Why are women paying more?
A new study has found that a wide range of women’s products cost seven percent more than similar products for men.
Described as a first-ever study of the gender pricing of goods in New York City across multiple industries, NYC’s Department of Consumer Affairs (DCA) compared nearly 800 products with clear male and female versions from more than 90 brands sold in-store and online.
Specifically, women paid:
- Seven percent more for toys and accessories;
- Four percent more for children’s clothing;
- Eight percent more for adult clothing;
- Thirteen percent more for personal care products;
- Eight percent more for senior/home health care products.
Across the sample, the DCA found that women’s products cost more 42 percent of the time, whereas men’s products cost more 18 percent of the time.

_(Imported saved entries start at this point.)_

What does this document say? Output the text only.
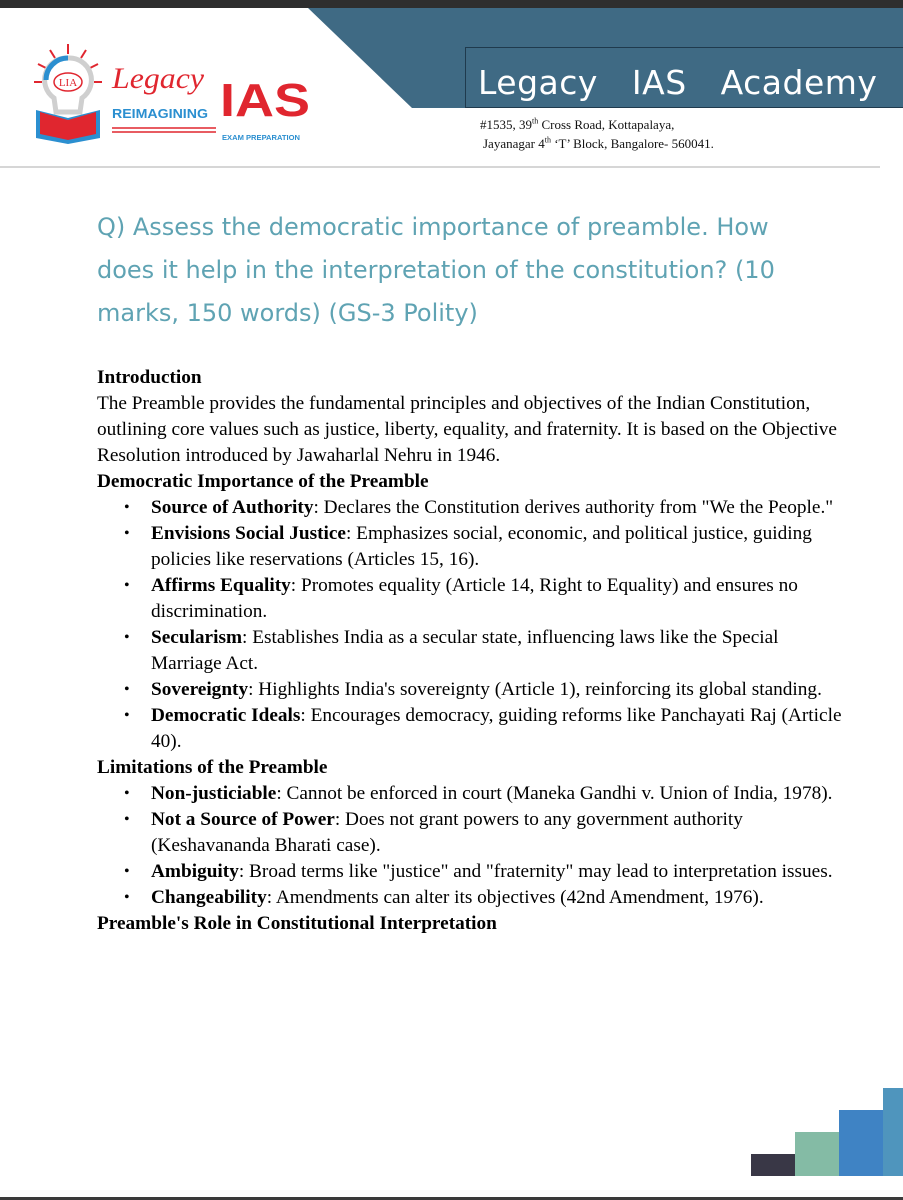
Legacy  IAS  Academy
#1535, 39th Cross Road, Kottapalaya,
Jayanagar 4th ‘T’ Block, Bangalore- 560041.
LIA Legacy
REIMAGINING IAS
EXAM PREPARATION
Q) Assess the democratic importance of preamble. How does it help in the interpretation of the constitution? (10 marks, 150 words) (GS-3 Polity)
Introduction

The Preamble provides the fundamental principles and objectives of the Indian Constitution, outlining core values such as justice, liberty, equality, and fraternity. It is based on the Objective Resolution introduced by Jawaharlal Nehru in 1946.

Democratic Importance of the Preamble
• Source of Authority: Declares the Constitution derives authority from "We the People."
• Envisions Social Justice: Emphasizes social, economic, and political justice, guiding policies like reservations (Articles 15, 16).
• Affirms Equality: Promotes equality (Article 14, Right to Equality) and ensures no discrimination.
• Secularism: Establishes India as a secular state, influencing laws like the Special Marriage Act.
• Sovereignty: Highlights India's sovereignty (Article 1), reinforcing its global standing.
• Democratic Ideals: Encourages democracy, guiding reforms like Panchayati Raj (Article 40).
Limitations of the Preamble
• Non-justiciable: Cannot be enforced in court (Maneka Gandhi v. Union of India, 1978).
• Not a Source of Power: Does not grant powers to any government authority (Keshavananda Bharati case).
• Ambiguity: Broad terms like "justice" and "fraternity" may lead to interpretation issues.
• Changeability: Amendments can alter its objectives (42nd Amendment, 1976).
Preamble's Role in Constitutional Interpretation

In 1994, the State of California studied the issue of gender-based pricing of services and estimated that women effectively paid an annual “gender tax” of approximately $1,351 for the same services as men, the DCA noted.
The findings suggest that, over the course of a woman’s life, she pays “thousands of dollars more” than a man to purchase similar products, the DCA stated. Although there may be legitimate drivers behind some of the price discrepancies — such as ingredients, materials and import tariffs — most were the same quality items for both genders.
Department of Consumer Affairs Commissioner Julie Menin said the study was designed to educate consumers about the price disparities so they can make educated choices, but also to “encourage all New Yorkers to join us in calling on retailers to change their pricing practices.”
A Washington Post article noted that companies may be taking advantage of women being willing to pay more for products than men. Women’s products also may be perceived as packing more value than similar men’s items.
“People see a greater fit between the product and their tastes,” Ravi Dhar, director of the Center for Customer Insights at the Yale School of Management, told the Washington Post, “and may be willing to pay more.”
- From Cradle to Cane: The Cost of Being a Female Consumer – NYC Consumer Affairs
- City Releases Gender Pricing Study – “From Cradle To Cane: The Cost Of Being A Female Consumer” – NYC Department of Consumer Affairs
- Why you should always buy the men’s version of almost anything – Washington Post
What are the biggest reasons women’s products are generally priced higher than similar items for men? Are retailers and/or product manufacturers at fault?